After Andrade unseated Namajunas and the MMA world began speculating about who should be the first to challenge the new champion, Waterson’s name was quickly put forward, with many believing her mix of recent results, veteran standing and marketability made her the best candidate for the job.
Unfortunately for Waterson, that didn’t happen, but while she was initially disappointed, the streaking contender has moved on to find a silver lining in being passed over and having the opportunity to share the cage with the longest reigning champion in the division’s history.
“I was a little hurt about the whole situation, but those weren’t the cards I was dealt and I had to deal with it,” she said. “I’m a firm believer that things happen for a reason and I’m very stoked about this fight.
“I believe this fight against Joanna is a championship fight. Joanna was the longest reigning champion in the strawweight division — longer than Rose, longer than Andrade, longer than Weili — and so, to me, it’s a huge honor to be able to fight her and showcase my skills against one of the best in the world.”
While the timing wasn’t right for Waterson to secure a title shot in the summer, she believes she’s landed this bout with Jedrzejczyk at the perfect time.

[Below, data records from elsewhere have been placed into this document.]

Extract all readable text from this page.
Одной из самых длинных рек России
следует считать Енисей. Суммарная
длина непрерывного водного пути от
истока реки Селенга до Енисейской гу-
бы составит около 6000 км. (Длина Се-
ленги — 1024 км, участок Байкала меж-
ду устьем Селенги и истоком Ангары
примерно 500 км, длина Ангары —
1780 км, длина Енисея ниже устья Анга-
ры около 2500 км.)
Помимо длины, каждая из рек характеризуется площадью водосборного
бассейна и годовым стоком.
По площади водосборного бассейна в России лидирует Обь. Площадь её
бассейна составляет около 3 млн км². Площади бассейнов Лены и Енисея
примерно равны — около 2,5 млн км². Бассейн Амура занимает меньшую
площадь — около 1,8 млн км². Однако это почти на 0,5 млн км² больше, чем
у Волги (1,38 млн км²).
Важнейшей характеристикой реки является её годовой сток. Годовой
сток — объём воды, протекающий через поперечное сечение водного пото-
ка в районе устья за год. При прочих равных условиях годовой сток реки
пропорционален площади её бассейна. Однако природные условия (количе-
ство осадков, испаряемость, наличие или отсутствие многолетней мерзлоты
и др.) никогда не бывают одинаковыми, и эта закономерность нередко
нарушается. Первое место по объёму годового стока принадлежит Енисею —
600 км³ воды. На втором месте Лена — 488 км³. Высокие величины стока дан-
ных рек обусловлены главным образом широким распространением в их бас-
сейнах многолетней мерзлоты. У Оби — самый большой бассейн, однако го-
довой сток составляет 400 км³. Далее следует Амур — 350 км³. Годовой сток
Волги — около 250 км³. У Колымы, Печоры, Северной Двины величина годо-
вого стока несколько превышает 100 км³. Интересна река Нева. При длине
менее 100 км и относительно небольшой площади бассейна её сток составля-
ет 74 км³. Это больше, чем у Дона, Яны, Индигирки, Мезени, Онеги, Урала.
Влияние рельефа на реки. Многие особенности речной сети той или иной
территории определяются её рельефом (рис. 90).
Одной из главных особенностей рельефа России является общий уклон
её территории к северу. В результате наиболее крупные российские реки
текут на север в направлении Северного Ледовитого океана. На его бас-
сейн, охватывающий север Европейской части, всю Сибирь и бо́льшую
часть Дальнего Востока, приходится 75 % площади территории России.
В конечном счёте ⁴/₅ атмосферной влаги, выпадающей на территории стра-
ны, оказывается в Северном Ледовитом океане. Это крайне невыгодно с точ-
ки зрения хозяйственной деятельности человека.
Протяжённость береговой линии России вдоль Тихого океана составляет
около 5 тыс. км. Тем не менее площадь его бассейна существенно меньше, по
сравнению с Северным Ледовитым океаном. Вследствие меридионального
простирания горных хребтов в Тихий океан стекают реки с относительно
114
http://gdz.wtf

Once considered the most dominant female champion in the sport, the days of opponents being psyched out before stepping into the cage with the 32-year-old Polish standout have passed. After running off 14 straight victories to begin her career, including her championship victory over Carla Esparza and five consecutive successful title defences, Jedrzejczyk enters this weekend’s headlining bout with just a single victory in her last four trips into the Octagon.
Previously viewed as unbeatable, many now wonder if Jedrzejczyk is capable of recapturing her past form, though Waterson expects nothing but the best from the former titleholder when they meet on Saturday night.
“I’m not looking past Joanna at all,” she said, making it clear that she still knows she’s facing an elite talent this weekend in Tampa. “I’m really looking forward to a sharper, hungry Joanna who is looking to get back into the win column. Her losses aren’t against nobodies — they’re against champions — and that just adds to her resume.
“With that being said, I’m going into this fight with complete confidence because I know that I have what it takes to beat her. I am a complete martial artist. I don’t just love standup — I love the ground, I love wrestling, I love standup, the jiu-jitsu, the cage work and blending it all together. I’m going to take this fight wherever I need to go in order for me to win.”
And if that comes to pass, Waterson believes there is no question what should come next.
“I believe in myself and my skills and I will be victorious,” she said, “and after this fight, there will be no question that I deserve a title shot.”